Almost exactly two years ago in June 2024, the Supreme Court did what many administrative law experts thought might never happen and overturned the Chevron-deference doctrine in Loper Bright Enterprises v. Raimondo. For four decades, the Chevron-deference doctrine instructed federal judges to defer to agency interpretations of the very statutes that granted them the authority to write laws, so long as the interpretation was “reasonable” and Congress had not “directly spoken to the precise question at issue.” In doing so, Chevron upended the careful balance of power established in the U.S. Constitution between the three distinct, but coequal branches of federal government, empowering unelected bureaucrats to interpret and even rewrite the laws that govern us, while escaping any serious judicial oversight.
Although the Chevron decision did not automatically apply to state courts, in the decades following the 1984 decision, many states voluntarily embraced the Chevron doctrine—or similar forms of substantial judicial deference—reasoning that state agencies possessed superior subject-matter expertise. Over half of U.S. states adopted varying levels of this deference. Following the Loper Bright decision, states have similarly followed the Supreme Court’s lead and started voluntarily ending judicial deference.
In 2025, Americans for Prosperity helped four state legislatures pass bills ending judicial deference: Missouri, Oklahoma, Kentucky, and Texas. This year, AFP continued building on this successful effort, with four more states ending judicial deference and a two other states coming oh-so close.
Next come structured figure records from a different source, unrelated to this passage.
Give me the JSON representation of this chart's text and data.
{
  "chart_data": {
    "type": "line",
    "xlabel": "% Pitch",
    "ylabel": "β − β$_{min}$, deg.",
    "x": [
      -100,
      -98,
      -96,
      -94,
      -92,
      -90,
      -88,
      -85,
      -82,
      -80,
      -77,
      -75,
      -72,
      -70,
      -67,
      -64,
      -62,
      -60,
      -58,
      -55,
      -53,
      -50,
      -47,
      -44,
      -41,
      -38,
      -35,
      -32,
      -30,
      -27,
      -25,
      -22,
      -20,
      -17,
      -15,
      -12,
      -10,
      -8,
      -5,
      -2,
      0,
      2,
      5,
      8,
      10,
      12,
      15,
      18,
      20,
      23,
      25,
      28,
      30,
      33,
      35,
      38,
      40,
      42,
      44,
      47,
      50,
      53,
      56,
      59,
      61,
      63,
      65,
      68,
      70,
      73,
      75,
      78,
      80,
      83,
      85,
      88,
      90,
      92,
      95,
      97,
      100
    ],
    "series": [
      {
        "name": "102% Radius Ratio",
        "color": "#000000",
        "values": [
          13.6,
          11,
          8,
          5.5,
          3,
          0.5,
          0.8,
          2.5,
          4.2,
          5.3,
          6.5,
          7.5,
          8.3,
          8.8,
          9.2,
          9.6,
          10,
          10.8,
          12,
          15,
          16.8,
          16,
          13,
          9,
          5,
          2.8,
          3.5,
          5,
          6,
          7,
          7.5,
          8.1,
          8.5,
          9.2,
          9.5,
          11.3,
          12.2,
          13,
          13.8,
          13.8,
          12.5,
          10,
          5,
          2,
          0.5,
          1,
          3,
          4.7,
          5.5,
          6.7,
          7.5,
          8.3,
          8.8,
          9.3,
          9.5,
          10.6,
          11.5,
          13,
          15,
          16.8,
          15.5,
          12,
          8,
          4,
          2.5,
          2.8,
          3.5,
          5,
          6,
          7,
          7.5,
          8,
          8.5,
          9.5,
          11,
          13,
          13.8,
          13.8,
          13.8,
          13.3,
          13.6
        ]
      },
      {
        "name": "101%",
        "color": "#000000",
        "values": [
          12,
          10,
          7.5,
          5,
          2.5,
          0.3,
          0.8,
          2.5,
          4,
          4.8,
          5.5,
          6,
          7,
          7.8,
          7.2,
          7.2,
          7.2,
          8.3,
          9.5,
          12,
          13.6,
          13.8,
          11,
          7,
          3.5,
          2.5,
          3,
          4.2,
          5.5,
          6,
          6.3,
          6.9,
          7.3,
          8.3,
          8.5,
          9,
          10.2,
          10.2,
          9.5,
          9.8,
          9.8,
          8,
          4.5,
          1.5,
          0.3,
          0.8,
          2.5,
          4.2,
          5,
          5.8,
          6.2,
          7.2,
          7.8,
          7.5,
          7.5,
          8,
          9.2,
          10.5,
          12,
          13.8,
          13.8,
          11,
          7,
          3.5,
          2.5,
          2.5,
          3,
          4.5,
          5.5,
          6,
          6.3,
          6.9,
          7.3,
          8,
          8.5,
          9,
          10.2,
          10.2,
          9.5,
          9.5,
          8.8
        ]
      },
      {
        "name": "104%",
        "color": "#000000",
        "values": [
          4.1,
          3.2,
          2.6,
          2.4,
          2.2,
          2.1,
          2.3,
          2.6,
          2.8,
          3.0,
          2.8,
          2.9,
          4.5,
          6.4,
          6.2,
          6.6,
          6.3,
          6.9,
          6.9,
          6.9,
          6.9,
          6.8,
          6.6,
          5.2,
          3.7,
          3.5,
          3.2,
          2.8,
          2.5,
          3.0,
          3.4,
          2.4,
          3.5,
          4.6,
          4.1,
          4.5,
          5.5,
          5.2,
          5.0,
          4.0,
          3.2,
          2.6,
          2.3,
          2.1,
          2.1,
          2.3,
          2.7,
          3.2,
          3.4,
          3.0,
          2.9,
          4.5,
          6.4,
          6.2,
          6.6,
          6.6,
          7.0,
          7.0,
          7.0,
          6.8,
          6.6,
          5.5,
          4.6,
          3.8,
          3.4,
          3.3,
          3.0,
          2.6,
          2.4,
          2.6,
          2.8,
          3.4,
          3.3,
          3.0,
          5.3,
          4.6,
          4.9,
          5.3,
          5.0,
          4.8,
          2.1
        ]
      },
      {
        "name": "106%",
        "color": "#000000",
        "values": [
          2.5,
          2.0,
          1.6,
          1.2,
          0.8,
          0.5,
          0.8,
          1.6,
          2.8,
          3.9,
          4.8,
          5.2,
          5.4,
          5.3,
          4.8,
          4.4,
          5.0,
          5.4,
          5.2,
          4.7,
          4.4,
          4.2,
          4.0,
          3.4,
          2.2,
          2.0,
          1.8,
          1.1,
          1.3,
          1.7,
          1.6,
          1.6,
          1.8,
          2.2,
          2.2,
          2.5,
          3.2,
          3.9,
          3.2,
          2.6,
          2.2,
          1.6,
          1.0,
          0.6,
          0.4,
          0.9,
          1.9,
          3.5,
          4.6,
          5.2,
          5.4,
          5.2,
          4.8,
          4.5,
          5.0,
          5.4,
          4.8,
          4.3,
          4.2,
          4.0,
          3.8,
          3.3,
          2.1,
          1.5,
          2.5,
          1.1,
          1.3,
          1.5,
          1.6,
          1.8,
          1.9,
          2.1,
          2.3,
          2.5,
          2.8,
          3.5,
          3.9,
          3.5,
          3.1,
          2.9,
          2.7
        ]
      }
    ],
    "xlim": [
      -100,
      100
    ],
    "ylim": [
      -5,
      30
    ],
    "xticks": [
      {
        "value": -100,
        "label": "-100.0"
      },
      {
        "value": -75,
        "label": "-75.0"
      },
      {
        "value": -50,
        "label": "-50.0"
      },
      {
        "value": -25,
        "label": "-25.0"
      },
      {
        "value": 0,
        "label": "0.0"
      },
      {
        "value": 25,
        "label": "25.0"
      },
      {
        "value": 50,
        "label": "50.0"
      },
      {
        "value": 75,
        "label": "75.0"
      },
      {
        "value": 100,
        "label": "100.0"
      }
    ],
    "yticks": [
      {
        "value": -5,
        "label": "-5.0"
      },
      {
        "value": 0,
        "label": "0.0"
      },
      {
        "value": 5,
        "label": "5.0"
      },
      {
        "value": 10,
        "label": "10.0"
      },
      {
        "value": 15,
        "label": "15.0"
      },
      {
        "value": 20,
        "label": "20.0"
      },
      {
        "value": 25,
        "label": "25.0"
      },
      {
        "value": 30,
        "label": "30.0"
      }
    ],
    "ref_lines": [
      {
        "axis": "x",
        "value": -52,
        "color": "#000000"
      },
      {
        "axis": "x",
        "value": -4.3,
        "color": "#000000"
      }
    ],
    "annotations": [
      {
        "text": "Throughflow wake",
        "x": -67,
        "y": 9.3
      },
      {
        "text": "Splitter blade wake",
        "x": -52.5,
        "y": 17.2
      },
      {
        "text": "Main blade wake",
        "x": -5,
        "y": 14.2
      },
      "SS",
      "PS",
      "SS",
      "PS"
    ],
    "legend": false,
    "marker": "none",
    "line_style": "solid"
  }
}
States That Ended Judicial Deference in 2026
Kansas:
In February, Kansas Governor Laura Kelly signed H.B. 2183, establishing that state courts and administrative hearing officers are prohibited from deferring to a state agency’s interpretation when interpreting state statutes, rules, regulations, or documents with the force of law. Instead, courts and hearing officers must interpret these legal texts de novo, meaning they must make their own independent judgment without giving weight to the agency’s view.
Alabama:
In March, Alabama Governor Kay Ivey signed SB167, which ends judicial deference at the state level, into law. The legislation specifically mirrors the 2024 Loper Bright decision, which ended judicial deference at the federal level and paved the way for states like Alabama to work towards ending judicial deference in the states.
Georgia:
In May, Georgia Gov. Brian Kemp signed legislation stopping the legal scales of justice from continuing to be tipped against average Georgians when they challenge state agencies in court. House Bill 1247, the Georgia Bureaucratic Deference Elimination Act, championed by state Rep. Matt Reeves and state Sen. Bo Hatchett, prohibits courts and administrative officers from deferring to state agency interpretations of laws and regulations, ensuring that judicial and administrative decisions are made independently of agency determinations.
South Carolina:
In June, the South Carolina legislature passed H. 3021, also known as the Small Business Regulatory Freedom Act, which—you guessed it—ends judicial deference in the state. In addition to ending judicial deference to regulatory agencies, the bill also included a “REINS” Act provision—requiring that all regulations with an economic impact of $1M or more over five years must receive approval from the General Assembly—and requiring independent review of regulations through the Legislative Audit Council.
Honorable Mentions
West Virginia:
West Virginia introduced SB 888, the Judicial Deference Reform Act, but was unable to get it to the Governors desk. Sponsored by Senator Chris Rose, the bill would have explicitly prohibited courts and administrative officers from deferring to state agency interpretations in legal disputes, instead requiring them to conduct independent (de novo) reviews using standard interpretive tools such as textual analysis, legislative intent, and precedent.
South Dakota:
Senate Bill 134, sponsored by Senator Sue Peterson and championed in the House by Representative Novstrup, sought to limit judicial deference to agency interpretations of statutes, rules, or policies. On March 4, 2026, the Senate Judiciary committee voted to defer the bill to the 41st legislative day, effectively tabling it for the remainder of the session and preventing it from becoming law
Graham Owens is a Regulatory Policy Fellow at Americans for Prosperity.